The foundational formula for this horror subgenre is simple: Start with mystery, incorporate elements of horror and be sure to add a dash–or five–of disturbing psychological components. Anything from mental illness to extreme cult practices, it's all fair game in this world.
Instead of monsters, ghosts and chainsaw-waving hillbillies, the victims in psychological horror are often fleeing from more insidious types of darkness: trauma, society and human nature itself. Unlike a fun, campy slasher flick (no offense Jason and Freddy), the "evils" of psychological horror are what we universally face on a daily basis, at least on an emotional level. One might not ever find oneself physically turning into a demon bird ballerina like Natalie Portman in "Black Swan," but most of us have felt the specter-like presence of perfectionism.
“I felt it. Perfect. It was perfect."
Black Swan (2010) dir. Darren Aronofsky pic.twitter.com/8qMW19ELlS
— 📽 (@fiIlmography) May 24, 2018
Because psychological horror movies take on real human evils, the scary appeal is often timeless. Take, for instance, the dark side of celebrity worship, as seen in "Misery." That movie was made more than 30 years ago and still delivers a gut punch. Or in "Rosemary's Baby," one of the first psychological horrors ever made popular. Gee, I can't imagine how the terror of a woman not having body autonomy can have relevance in this day and age…
When society is the story's villain, life-threatening danger is disrupting the status quo. You know, like not being a proper housewife, as with "Stepford Wives." Or being poor, like in Netflix's biggest show ever, "Squid Game." Its theme about the "games" we are forced to play in an often capitalist, money-driven world transcends language. After all, who hasn't felt victimized and utterly trapped in a society out to get them?
In case you're wondering what #SquidGame is about…this is what it's about 😗 #SquidGamememes pic.twitter.com/rSNsMXJnAy
— Garu Rumon (@ComicalGaru) October 17, 2021
Other times, trauma is the relentless ghost of the genre. And the story takes a more heartfelt approach, as with Netflix horror king Mike Flanagan's "Haunting of Hill House." His captivating story is really a family drama, about siblings haunted by death who cannot escape the grips of grief. To survive, they have to process what really happened. That's a journey many of us face.
Psychological horrors are the ultimate scary movie. upload.wikimedia.org
Psychological horror can expose us to the real-life atrocities of humanity in a way that we can't ignore, inspiring real change. There's no better modern-day example of this than Jordan Peele's "Get Out," a film that views racism through the lens of a comedy horror. In his screenwriting tips, Peele suggests, "When writing comedy or horror, know that both present the truth. Use writing projects to dig you out of your own fear and darkness.
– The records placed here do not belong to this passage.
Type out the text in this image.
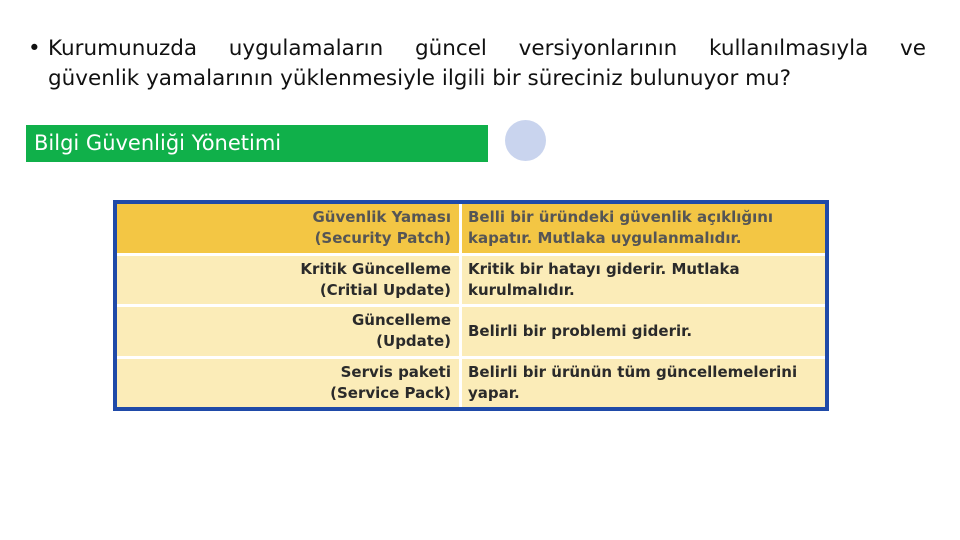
• Kurumunuzda uygulamaların güncel versiyonlarının kullanılmasıyla ve
güvenlik yamalarının yüklenmesiyle ilgili bir süreciniz bulunuyor mu?
Bilgi Güvenliği Yönetimi
Güvenlik Yaması
(Security Patch)
Belli bir üründeki güvenlik açıklığını
kapatır. Mutlaka uygulanmalıdır.
Kritik Güncelleme
(Critial Update)
Kritik bir hatayı giderir. Mutlaka
kurulmalıdır.
Güncelleme
(Update)
Belirli bir problemi giderir.
Servis paketi
(Service Pack)
Belirli bir ürünün tüm güncellemelerini
yapar.
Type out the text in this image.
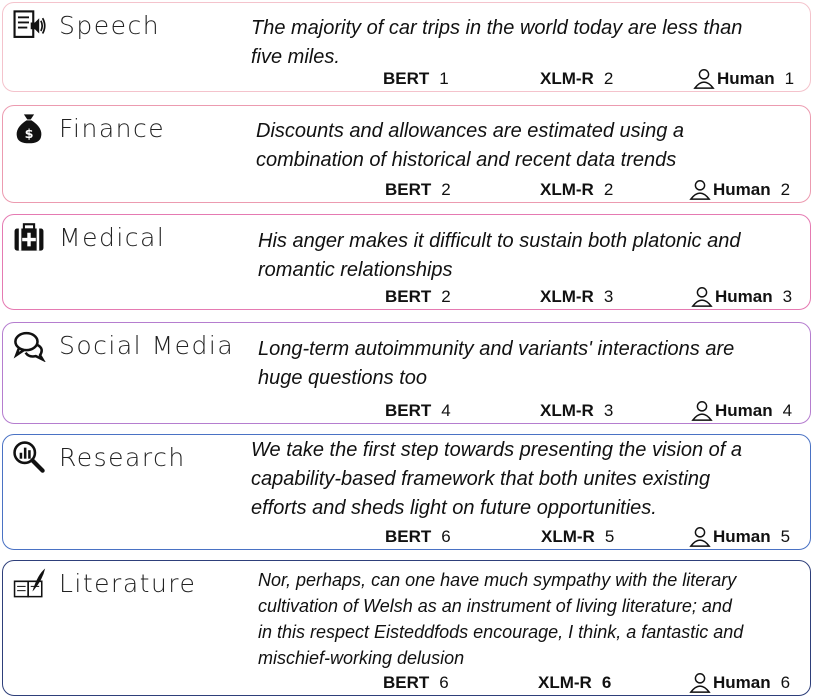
Speech	The majority of car trips in the world today are less than
five miles.
BERT 1	XLM-R 2	Human 1
$ Finance	Discounts and allowances are estimated using a
combination of historical and recent data trends
BERT 2	XLM-R 2	Human 2
Medical	His anger makes it difficult to sustain both platonic and
romantic relationships
BERT 2	XLM-R 3	Human 3
Social Media Long-term autoimmunity and variants' interactions are
huge questions too
BERT 4	XLM-R 3	Human 4
Research	We take the first step towards presenting the vision of a
capability-based framework that both unites existing
efforts and sheds light on future opportunities.
BERT 6	XLM-R 5	Human 5
Literature	Nor, perhaps, can one have much sympathy with the literary
cultivation of Welsh as an instrument of living literature; and
in this respect Eisteddfods encourage, I think, a fantastic and
mischief-working delusion
BERT 6	XLM-R 6	Human 6
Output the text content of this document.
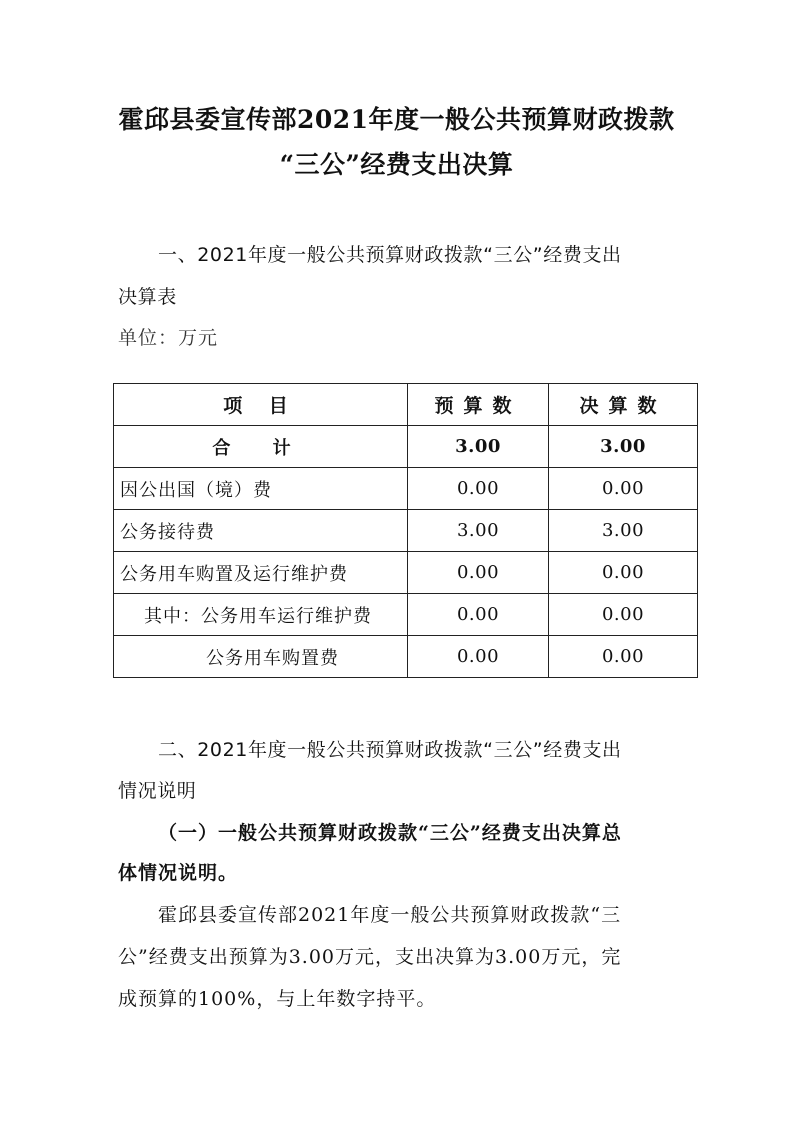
霍邱县委宣传部2021年度一般公共预算财政拨款
“三公”经费支出决算

一、2021年度一般公共预算财政拨款“三公”经费支出

决算表

单位：万元

项 目	预算数	决算数
合 计	3.00	3.00
因公出国（境）费	0.00	0.00
公务接待费	3.00	3.00
公务用车购置及运行维护费	0.00	0.00
其中：公务用车运行维护费	0.00	0.00
公务用车购置费	0.00	0.00

二、2021年度一般公共预算财政拨款“三公”经费支出

情况说明

（一）一般公共预算财政拨款“三公”经费支出决算总

体情况说明。

霍邱县委宣传部2021年度一般公共预算财政拨款“三

公”经费支出预算为3.00万元，支出决算为3.00万元，完

成预算的100%，与上年数字持平。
Use that fear to learn how to scare the audience." The truth in the case of "Get Out" is the very real, still-existent racism, even in post-Obama America, and the fear Black Americans have of losing their identity.
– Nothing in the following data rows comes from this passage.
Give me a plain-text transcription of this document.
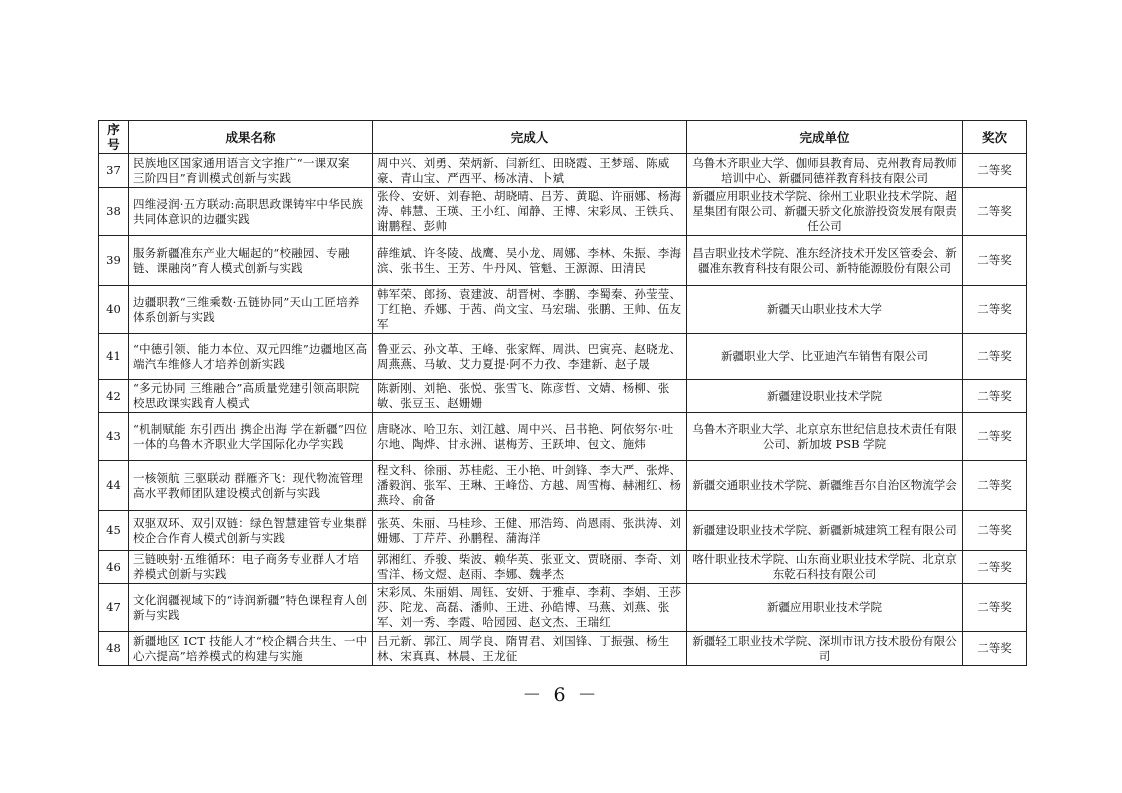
序号	成果名称	完成人	完成单位	奖次
37	民族地区国家通用语言文字推广“一课双案　三阶四目”育训模式创新与实践	周中兴、刘勇、荣炳新、闫新红、田晓霞、王梦瑶、陈威豪、青山宝、严西平、杨冰清、卜斌	乌鲁木齐职业大学、伽师县教育局、克州教育局教师培训中心、新疆同德祥教育科技有限公司	二等奖
38	四维浸润·五方联动:高职思政课铸牢中华民族共同体意识的边疆实践	张伶、安妍、刘春艳、胡晓晴、吕芳、黄聪、许丽娜、杨海涛、韩慧、王瑛、王小红、闻静、王博、宋彩凤、王铁兵、谢鹏程、彭帅	新疆应用职业技术学院、徐州工业职业技术学院、超星集团有限公司、新疆天骄文化旅游投资发展有限责任公司	二等奖
39	服务新疆准东产业大崛起的“校融园、专融链、课融岗”育人模式创新与实践	薛维斌、许冬陵、战鹰、吴小龙、周娜、李林、朱振、李海滨、张书生、王芳、牛丹风、管魁、王源源、田清民	昌吉职业技术学院、准东经济技术开发区管委会、新疆准东教育科技有限公司、新特能源股份有限公司	二等奖
40	边疆职教“三维乘数·五链协同”天山工匠培养体系创新与实践	韩军荣、郎扬、袁建波、胡晋树、李鹏、李蜀秦、孙莹莹、丁红艳、乔娜、于茜、尚文宝、马宏瑞、张鹏、王帅、伍友军	新疆天山职业技术大学	二等奖
41	“中德引领、能力本位、双元四维”边疆地区高端汽车维修人才培养创新实践	鲁亚云、孙文革、王峰、张家辉、周洪、巴寅亮、赵晓龙、周燕燕、马敏、艾力夏提·阿不力孜、李建新、赵子晟	新疆职业大学、比亚迪汽车销售有限公司	二等奖
42	“多元协同 三维融合”高质量党建引领高职院校思政课实践育人模式	陈新刚、刘艳、张悦、张雪飞、陈彦哲、文婧、杨柳、张敏、张豆玉、赵姗姗	新疆建设职业技术学院	二等奖
43	“机制赋能 东引西出 携企出海 学在新疆”四位一体的乌鲁木齐职业大学国际化办学实践	唐晓冰、哈卫东、刘江越、周中兴、吕书艳、阿依努尔·吐尔地、陶烨、甘永洲、谌梅芳、王跃坤、包文、施炜	乌鲁木齐职业大学、北京京东世纪信息技术责任有限公司、新加坡 PSB 学院	二等奖
44	一核领航 三驱联动 群雁齐飞：现代物流管理高水平教师团队建设模式创新与实践	程文科、徐丽、苏桂彪、王小艳、叶剑锋、李大严、张烨、潘毅润、张军、王琳、王峰岱、方越、周雪梅、赫湘红、杨燕玲、俞备	新疆交通职业技术学院、新疆维吾尔自治区物流学会	二等奖
45	双驱双环、双引双链：绿色智慧建管专业集群校企合作育人模式创新与实践	张英、朱丽、马桂珍、王健、邢浩筠、尚恩雨、张洪涛、刘姗娜、丁芹芹、孙鹏程、蒲海洋	新疆建设职业技术学院、新疆新城建筑工程有限公司	二等奖
46	三链映射·五维循环：电子商务专业群人才培养模式创新与实践	郭湘红、乔骏、柴波、赖华英、张亚文、贾晓丽、李奇、刘雪洋、杨文煜、赵雨、李娜、魏孝杰	喀什职业技术学院、山东商业职业技术学院、北京京东乾石科技有限公司	二等奖
47	文化润疆视域下的“诗润新疆”特色课程育人创新与实践	宋彩凤、朱丽娟、周钰、安妍、于雅卓、李莉、李娟、王莎莎、陀龙、高磊、潘帅、王进、孙皓博、马燕、刘燕、张军、刘一秀、李霞、哈园园、赵文杰、王瑞红	新疆应用职业技术学院	二等奖
48	新疆地区 ICT 技能人才“校企耦合共生、一中心六提高”培养模式的构建与实施	吕元新、郭江、周学良、隋胃君、刘国锋、丁振强、杨生林、宋真真、林晨、王龙征	新疆轻工职业技术学院、深圳市讯方技术股份有限公司	二等奖
－ 6 －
The film went on to receive an Academy Award nomination for Best Picture, proving the profound power horror can have when it carries emotional substance.
Congratulations to @JordanPeele on his Academy Award win for Best Original Screenplay. #GetOut pic.twitter.com/xkYjkHE6iU
— Get Out (@GetOutMovie) March 5, 2018
Basically, what I'm saying is this: As Halloween approaches, and you find yourself looking for the next scary flick to watch, why not give yourself some real nightmare fuel? The darkness of the human race will continue to evolve and change over time, and psychological thrillers will evolve alongside it. So you'll never run out of options. Plus, they'll leave you with an intense, all-consuming type of dread in a way that not other horror genre can't.
Isn't that what the holiday is all about?